Employers are required to implement an internal Whistleblower Protection System by 17 December 2023.
The Bulgarian law on Protection of Whistleblowers adopted in February 2023 and last amended on 6 October 2023 requires that the majority of employers facilitate whistle-blowing by introducing specific internal procedures and rules. While the obligation is effective as of 4 May 2023, the law grants a grace period until 17 December 2023 to certain employers – those in the public sector, private employers with more than 250 employees and companies with specific business (e.g. financial services or products, transport safety and preventing money laundering).
Employers are required to facilitate reporting of violations of Bulgarian or European law by their employees by introducing specific procedures and internal rules:
Protected Areas: the law enlists the businesses, products and services that are to be specifically covered by the system – e.g., public procurement, financial services, products and markets and prevention of money laundering, product safety and compliance, transport safety, environmental protection, data privacy, etc.

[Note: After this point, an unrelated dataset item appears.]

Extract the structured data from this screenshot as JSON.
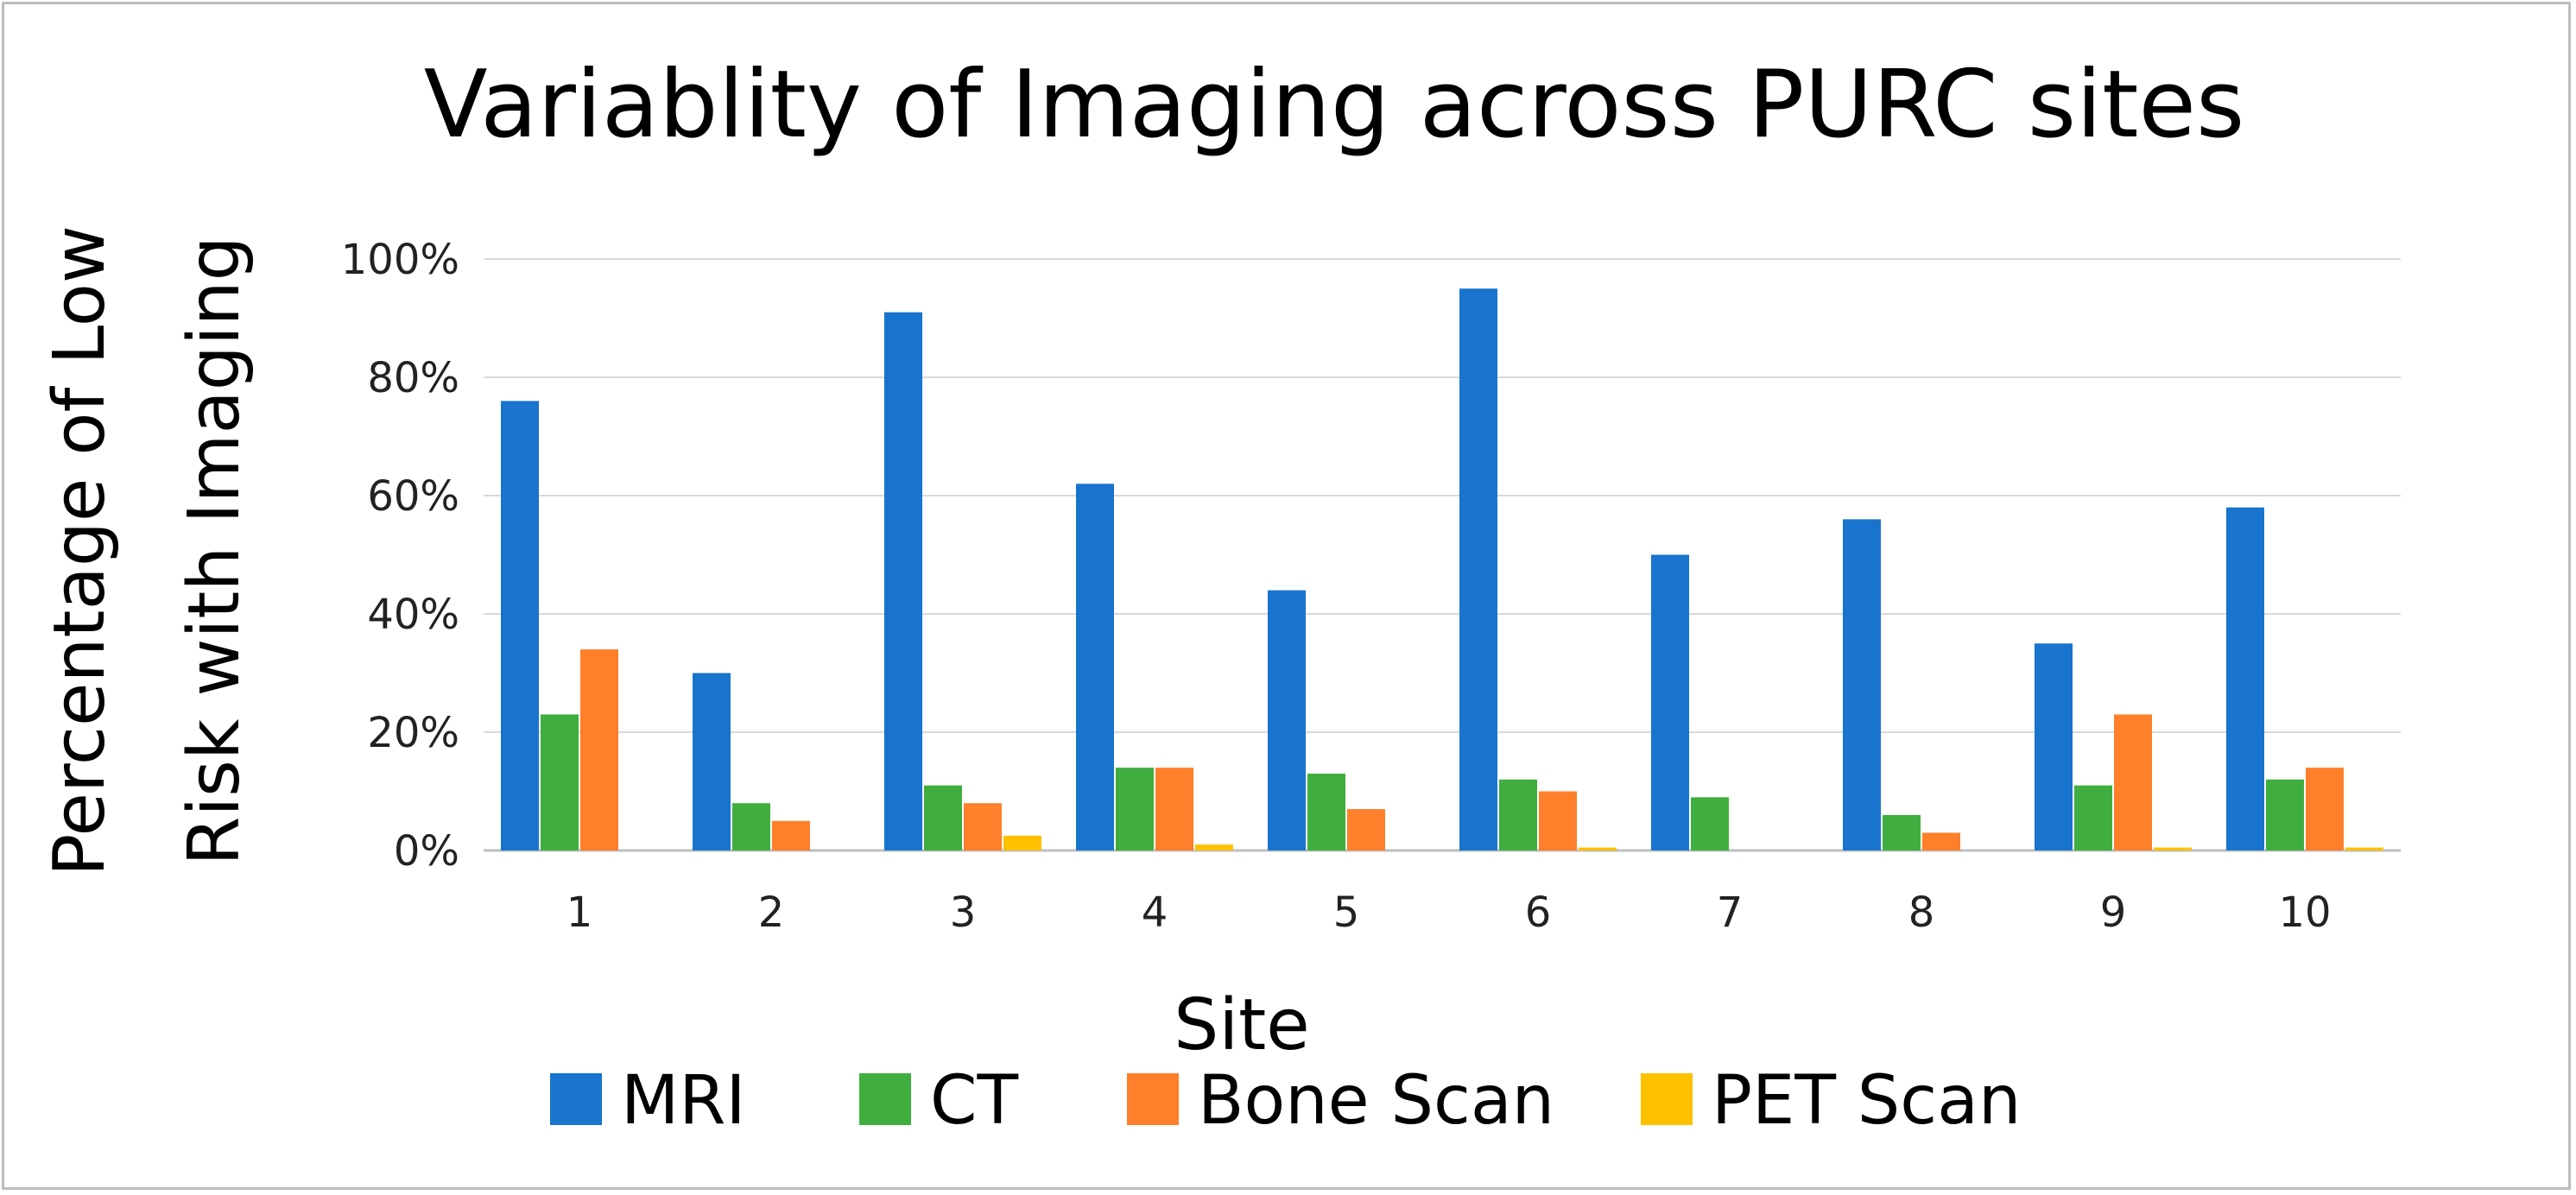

Protected Persons: The protection should provide comprehensive coverage within the team – employees, interim workers, contractors, volunteers, interns, managers, job applicants, former employees, as well as any person who reports misconduct discovered within the working relationship.
Protected Reports: Reports are to be protected as long as they meet certain requirements. A proof is not a prerequisite, a justified assumption will suffice. However, when a report is anonymous it will be protected only if it aims to protect a public interest not only a personal interest or when it refers to a recent incident.
The specific requirements applicable to the implementation of the system and ensuring the compliance are set out in the law and the instructions of the regulatory authority in charge – the Commission for Personal Data Protection. In particular, employers are to designate a person within the team who is authorized to receive, register and examine alerts pursuant to the relevant internal procedure and the applicable legal requirements. The whistle-blowing terms and conditions should be publicly available – published on the employer website, if any, and displayed at the workplace. Failure to comply might result in a penalty ranging from 2,500 EUR to 10,000 EUR or up to 15,000 EUR in the event of repeated offense.
* Employers with up to 50 employees are exempted from the obligations under the law, unless they carry out an activity that falls within the scope of Art. 12 (3) of the law.